22/02/2013

"Dollars and Euros Laundered And Washed At Reasonable Expense"

Que cache cette énigmatique formule qui signifie grosso modo en français « Lavage et Blanchiment de Dollars et d’Euros A un Tarif Raisonnable » ?

Pour le découvrir, il faut lire la passionnante étude publiée cette semaine dans la prestigieuse revue britannique « The Economist » au sujet des centres offshore à travers le monde.

Ce magazine évalue tout d’abord la part de marché des différents acteurs du domaine Il en ressort que la Suisse occupe toujours la première place, talonnée par le Royaume-Uni et ses satellites. Ensuite, il s’intéresse aux spécialités exercées par chacun qui vont de la domiciliation de « hedge funds » à la réassurance en passant par la gestion de fortune et l’hébergement de sociétés de domicile.

Un coup de projecteur particulier est mis sur les activités du Delaware, Etat américain qui héberge pas moins de 945’000 entités. Il faut relever que l’ensemble de la classe politique locale, de la gauche à la droite, se montre favorable à une législation accommodante et est prête à se battre bec et ongles contre toute tentative d’ingérence. Il existe d’ailleurs un bon mot selon lequel « Delaware » signifie « Dollars and Euros Laundered And Washed At Reasonable Expense ».

Voici donc la réponse à la question posée en exergue !

Le débat porte ensuite sur l’efficacité des accords de coopération en matière fiscale conclus par la plupart des centres offshore, communément appelés TIEAS (« Tax-information exchange agreements »).
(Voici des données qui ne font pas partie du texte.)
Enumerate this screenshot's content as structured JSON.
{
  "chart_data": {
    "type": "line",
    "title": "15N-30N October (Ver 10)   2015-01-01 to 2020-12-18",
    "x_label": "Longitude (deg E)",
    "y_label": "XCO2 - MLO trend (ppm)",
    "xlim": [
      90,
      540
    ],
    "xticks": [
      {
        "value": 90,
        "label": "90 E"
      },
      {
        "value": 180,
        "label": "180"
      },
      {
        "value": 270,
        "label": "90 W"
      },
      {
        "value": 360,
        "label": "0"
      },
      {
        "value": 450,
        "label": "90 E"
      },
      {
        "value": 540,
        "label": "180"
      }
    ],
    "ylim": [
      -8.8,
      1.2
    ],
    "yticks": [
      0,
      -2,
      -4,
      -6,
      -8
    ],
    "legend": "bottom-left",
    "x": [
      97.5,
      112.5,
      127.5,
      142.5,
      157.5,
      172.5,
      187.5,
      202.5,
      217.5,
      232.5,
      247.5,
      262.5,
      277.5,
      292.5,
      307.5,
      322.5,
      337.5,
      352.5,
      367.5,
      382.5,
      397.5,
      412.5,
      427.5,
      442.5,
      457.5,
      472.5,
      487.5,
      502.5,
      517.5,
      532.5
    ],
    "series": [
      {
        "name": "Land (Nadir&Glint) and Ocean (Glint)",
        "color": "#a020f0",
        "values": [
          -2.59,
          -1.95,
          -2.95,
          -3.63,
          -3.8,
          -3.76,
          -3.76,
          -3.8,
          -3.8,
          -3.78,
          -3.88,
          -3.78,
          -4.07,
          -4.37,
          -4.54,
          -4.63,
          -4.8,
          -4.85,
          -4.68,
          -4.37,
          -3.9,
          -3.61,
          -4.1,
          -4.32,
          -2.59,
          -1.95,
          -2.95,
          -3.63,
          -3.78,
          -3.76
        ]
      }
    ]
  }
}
Certaines autorités fiscales se plaignent du fait qu’en application de ces traités, il faut déjà disposer de presque toutes les informations demandées pour obtenir la dernière pièce du puzzle. Les mêmes plaident bien entendu pour l’introduction d’un échange automatique d’informations. « The Economist » relève toutefois que cette solution n’est pas forcément la plus efficace et il cite le cas exemplaire de certains pays qui ont reçu des CD cryptés dans le cadre de l’échange automatique et qui n’ont même pas pris la peine de demander à recevoir la clé permettant de les décrypter.

En toute bonne logique, l’enquête aborde également la problématique de l’imposition des entreprises et des prix de transfert, en faisant notamment référence aux cas Google et Starbucks qui ont récemment défrayé la chronique outre-Manche. « The Economist » rappelle que l’OCDE a été mise sous une forte pression à ce sujet et a promis de livrer un plan d’ici cet été.

Plus loin, il est largement question de la Suisse, de l’évolution intervenue dans les conditions-cadre depuis 2008 et de la concurrence des places financières asiatiques. Il apparaît que la Suisse figure parmi les perdants en matière de montants  offshore sous dépôt entre 2007 et 2011.

« The Economist » conclut en constatant que « offshore financial centres will always be controversial, but they will stay in business », soit en traduction libre : « les centres financiers offshore seront toujours controversés, mais ils resteront en activité ».